Reverse a linked list from position m to n. Do it in-place and in one-pass.

For example:
Given 1->2->3->4->5->NULLm = 2 and n = 4,

return 1->4->3->2->5->NULL.

Note:
Given mn satisfy the following condition:
1 ≤ m ≤ n ≤ length of list.

206. Reverse Linked List的拓展,这里只是反向一个链表中的一部分。先建立一个新list node: dummy,用dummy链接m之前不用反向的node,然后反向m~n的节点,最后在把反向的连接起来。

Java:

/**

 * Definition for ListNode

 * public class ListNode {

 *     int val;

 *     ListNode next;

 * }

 */

public class Solution {

    public ListNode reverseBetween(ListNode head, int m, int n) {

        if (m >= n || head == null) {

            return head;

        }

        ListNode dummy = new ListNode(0);

        dummy.next = head;

        head = dummy;

        for (int i = 1; i < m; i++) {

            if (head == null) {

                return null;

            }

            head = head.next;

        }

        ListNode premNode = head;

        ListNode mNode = head.next;

        ListNode nNode = mNode, postnNode = mNode.next;

        for (int i = m; i < n; i++) {

            if (postnNode == null) {

                return null;

            }

            ListNode temp = postnNode.next;

            postnNode.next = nNode;

            nNode = postnNode;

            postnNode = temp;

        }

        mNode.next = postnNode;

        premNode.next = nNode;

        return dummy.next;

    }

}

Python:

class Solution:

    def reverse(self, head):

        prev = None

        while head != None:

            next = head.next

            head.next = prev

            prev = head

            head = next

        return prev

    def findkth(self, head, k):

        for i in xrange(k):

            if head is None:

                return None

            head = head.next

        return head

    def reverseBetween(self, head, m, n):

        dummy = ListNode(-1, head)

        mth_prev = self.findkth(dummy, m - 1)
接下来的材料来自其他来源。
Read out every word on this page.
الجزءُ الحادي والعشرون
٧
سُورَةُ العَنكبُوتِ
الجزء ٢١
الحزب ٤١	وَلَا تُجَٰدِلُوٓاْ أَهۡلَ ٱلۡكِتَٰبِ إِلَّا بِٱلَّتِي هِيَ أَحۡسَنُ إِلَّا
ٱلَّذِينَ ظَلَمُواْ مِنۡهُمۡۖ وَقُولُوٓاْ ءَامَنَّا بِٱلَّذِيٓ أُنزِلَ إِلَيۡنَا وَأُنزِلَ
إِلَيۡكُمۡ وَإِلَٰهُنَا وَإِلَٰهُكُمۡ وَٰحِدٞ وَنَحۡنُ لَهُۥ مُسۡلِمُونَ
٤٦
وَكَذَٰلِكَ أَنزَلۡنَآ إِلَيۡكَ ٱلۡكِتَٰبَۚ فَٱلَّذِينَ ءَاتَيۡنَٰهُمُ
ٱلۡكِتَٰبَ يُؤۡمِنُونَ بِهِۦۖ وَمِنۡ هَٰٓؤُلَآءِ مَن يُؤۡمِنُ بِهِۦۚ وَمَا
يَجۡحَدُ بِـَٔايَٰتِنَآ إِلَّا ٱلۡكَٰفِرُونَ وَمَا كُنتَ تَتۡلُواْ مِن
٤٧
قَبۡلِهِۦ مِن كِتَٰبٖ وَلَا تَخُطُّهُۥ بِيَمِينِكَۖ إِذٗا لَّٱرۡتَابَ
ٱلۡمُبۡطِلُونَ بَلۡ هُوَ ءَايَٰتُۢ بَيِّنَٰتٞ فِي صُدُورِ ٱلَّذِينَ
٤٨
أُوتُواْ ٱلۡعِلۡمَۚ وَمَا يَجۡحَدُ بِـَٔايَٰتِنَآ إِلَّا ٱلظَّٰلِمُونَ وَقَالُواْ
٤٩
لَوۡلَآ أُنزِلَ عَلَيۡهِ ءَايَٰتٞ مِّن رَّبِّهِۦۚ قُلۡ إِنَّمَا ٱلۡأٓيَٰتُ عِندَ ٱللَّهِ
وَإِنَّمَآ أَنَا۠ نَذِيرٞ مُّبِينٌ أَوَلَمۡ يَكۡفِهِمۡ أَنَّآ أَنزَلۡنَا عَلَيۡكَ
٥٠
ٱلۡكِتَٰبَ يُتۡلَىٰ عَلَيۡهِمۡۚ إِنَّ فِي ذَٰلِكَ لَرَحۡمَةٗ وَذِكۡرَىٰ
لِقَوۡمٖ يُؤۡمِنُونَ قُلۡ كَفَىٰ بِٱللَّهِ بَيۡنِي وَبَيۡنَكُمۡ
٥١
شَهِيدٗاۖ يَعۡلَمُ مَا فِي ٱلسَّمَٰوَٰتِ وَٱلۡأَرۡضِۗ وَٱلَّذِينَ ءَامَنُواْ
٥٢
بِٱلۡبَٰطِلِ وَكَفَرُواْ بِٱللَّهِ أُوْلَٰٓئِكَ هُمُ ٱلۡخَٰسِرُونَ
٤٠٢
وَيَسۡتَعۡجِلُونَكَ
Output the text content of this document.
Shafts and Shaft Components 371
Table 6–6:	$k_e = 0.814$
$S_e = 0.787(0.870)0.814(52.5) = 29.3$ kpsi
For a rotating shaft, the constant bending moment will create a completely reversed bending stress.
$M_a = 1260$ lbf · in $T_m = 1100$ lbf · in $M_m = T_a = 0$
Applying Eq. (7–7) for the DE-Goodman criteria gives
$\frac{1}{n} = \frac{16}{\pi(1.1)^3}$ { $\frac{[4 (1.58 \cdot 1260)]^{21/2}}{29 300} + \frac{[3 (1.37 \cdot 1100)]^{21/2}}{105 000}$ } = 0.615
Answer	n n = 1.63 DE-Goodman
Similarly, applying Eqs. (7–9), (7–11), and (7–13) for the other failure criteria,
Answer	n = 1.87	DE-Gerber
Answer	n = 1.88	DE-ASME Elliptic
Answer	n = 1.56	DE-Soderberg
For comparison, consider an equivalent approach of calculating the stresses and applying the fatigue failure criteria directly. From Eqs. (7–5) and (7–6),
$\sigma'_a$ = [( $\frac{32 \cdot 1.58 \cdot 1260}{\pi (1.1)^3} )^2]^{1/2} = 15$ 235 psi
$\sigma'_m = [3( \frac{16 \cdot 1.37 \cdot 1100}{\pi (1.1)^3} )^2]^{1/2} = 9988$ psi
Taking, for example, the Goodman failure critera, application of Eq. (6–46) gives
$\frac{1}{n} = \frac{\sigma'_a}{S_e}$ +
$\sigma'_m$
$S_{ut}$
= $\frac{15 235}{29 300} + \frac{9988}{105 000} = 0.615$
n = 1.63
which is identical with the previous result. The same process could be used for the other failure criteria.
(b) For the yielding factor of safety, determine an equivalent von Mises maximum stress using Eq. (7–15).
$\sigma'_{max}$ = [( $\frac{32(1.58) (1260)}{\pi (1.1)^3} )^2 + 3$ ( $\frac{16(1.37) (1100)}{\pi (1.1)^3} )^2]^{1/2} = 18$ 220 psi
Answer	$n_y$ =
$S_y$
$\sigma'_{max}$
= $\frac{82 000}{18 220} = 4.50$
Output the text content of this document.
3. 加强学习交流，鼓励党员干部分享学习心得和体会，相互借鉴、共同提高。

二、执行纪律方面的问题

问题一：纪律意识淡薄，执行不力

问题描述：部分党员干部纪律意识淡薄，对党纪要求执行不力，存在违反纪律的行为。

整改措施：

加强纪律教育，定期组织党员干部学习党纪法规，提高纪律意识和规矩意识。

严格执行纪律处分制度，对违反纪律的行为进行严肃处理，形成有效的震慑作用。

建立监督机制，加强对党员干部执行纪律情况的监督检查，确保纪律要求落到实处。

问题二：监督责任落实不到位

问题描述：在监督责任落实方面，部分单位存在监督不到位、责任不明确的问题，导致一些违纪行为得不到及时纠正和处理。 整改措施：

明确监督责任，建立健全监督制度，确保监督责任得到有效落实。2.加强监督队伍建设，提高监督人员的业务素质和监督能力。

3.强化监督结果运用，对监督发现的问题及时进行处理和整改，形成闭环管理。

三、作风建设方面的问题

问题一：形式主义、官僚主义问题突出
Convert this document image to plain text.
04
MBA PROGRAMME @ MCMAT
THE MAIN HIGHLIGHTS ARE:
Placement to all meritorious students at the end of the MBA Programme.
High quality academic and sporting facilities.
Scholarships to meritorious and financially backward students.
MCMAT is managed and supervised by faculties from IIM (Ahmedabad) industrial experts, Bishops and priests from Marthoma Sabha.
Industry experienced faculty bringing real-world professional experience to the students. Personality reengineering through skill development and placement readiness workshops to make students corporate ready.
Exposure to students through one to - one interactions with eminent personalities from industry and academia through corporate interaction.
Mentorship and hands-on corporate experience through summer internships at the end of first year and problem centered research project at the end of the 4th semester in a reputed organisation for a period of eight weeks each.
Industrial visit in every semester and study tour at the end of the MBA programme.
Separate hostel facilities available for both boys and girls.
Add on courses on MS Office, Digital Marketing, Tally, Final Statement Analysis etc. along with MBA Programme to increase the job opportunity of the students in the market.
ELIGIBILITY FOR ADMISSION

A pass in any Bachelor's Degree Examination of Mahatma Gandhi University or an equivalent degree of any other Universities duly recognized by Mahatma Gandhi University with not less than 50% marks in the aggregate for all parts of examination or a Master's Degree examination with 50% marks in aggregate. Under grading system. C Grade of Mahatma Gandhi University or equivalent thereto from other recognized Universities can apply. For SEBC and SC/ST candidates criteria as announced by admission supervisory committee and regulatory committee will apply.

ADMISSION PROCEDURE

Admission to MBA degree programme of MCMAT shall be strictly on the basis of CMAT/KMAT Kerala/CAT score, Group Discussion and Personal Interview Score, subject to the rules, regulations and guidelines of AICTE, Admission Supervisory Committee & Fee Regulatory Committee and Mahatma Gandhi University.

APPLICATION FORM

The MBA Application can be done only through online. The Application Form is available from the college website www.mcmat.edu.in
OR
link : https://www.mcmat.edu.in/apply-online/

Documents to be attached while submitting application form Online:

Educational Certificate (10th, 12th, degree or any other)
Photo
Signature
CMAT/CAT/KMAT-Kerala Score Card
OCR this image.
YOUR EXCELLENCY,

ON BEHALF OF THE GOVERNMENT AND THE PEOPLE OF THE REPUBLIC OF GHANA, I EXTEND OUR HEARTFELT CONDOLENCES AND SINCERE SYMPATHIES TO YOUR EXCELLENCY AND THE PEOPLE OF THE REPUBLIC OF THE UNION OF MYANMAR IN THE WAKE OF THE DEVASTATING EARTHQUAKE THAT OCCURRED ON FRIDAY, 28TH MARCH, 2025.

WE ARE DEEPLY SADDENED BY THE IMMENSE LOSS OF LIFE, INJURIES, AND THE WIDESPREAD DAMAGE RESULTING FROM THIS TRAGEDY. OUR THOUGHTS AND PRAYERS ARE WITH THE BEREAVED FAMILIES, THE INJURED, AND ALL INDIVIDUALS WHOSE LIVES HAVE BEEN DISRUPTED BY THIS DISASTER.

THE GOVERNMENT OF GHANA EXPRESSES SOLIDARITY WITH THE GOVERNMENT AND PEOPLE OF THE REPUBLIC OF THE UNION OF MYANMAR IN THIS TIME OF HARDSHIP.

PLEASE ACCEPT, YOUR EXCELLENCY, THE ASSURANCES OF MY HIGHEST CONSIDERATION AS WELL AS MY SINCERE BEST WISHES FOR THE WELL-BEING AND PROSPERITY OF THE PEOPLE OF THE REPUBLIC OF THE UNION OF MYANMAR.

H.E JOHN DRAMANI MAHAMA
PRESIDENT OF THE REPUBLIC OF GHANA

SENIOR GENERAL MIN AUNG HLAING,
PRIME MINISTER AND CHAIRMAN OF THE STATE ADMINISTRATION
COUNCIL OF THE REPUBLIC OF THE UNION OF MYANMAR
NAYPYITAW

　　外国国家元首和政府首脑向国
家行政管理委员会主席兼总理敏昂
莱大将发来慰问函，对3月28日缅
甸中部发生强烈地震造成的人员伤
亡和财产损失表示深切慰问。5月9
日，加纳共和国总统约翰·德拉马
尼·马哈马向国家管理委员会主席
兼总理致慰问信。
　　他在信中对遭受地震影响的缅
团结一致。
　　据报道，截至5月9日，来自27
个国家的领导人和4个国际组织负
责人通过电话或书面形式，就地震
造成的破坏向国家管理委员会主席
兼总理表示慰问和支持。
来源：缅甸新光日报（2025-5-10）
        mth = mth_prev.next

        nth = self.findkth(dummy, n)

        nth_next = nth.next

        nth.next = None

        self.reverse(mth)

        mth_prev.next = nth

        mth.next = nth_next

        return dummy.next

Python:

class Solution:

    def reverseBetween(self, head, m, n):

        dummyNode = ListNode(0)

        p = dummyNode

        q = head

        for x in range(m - 1):

            p.next = q

            q = q.next

            p = p.next

        start = None

        end = q

        next = None

        for x in range(m, n + 1):

            next = q.next

            q.next = start

            start = q

            q = next

        p.next = start

        end.next = next

        return dummyNode.next

C++:

/**

 * Definition for singly-linked list.

 * struct ListNode {

 *     int val;

 *     ListNode *next;

 *     ListNode(int x) : val(x), next(NULL) {}

 * };

 */

class Solution {

public:

    ListNode* reverseBetween(ListNode* head, int m, int n) {

        ListNode dummy{0};

        dummy.next = head;

        auto *prev = &dummy;

        for (int i = 0; i < m - 1; ++i) {

            prev = prev->next;

        }

        auto *head2 = prev;

        prev = prev->next;

        auto *cur = prev->next;

        for (int i = m; i < n; ++i) {

            prev->next = cur->next;  // Remove cur from the list.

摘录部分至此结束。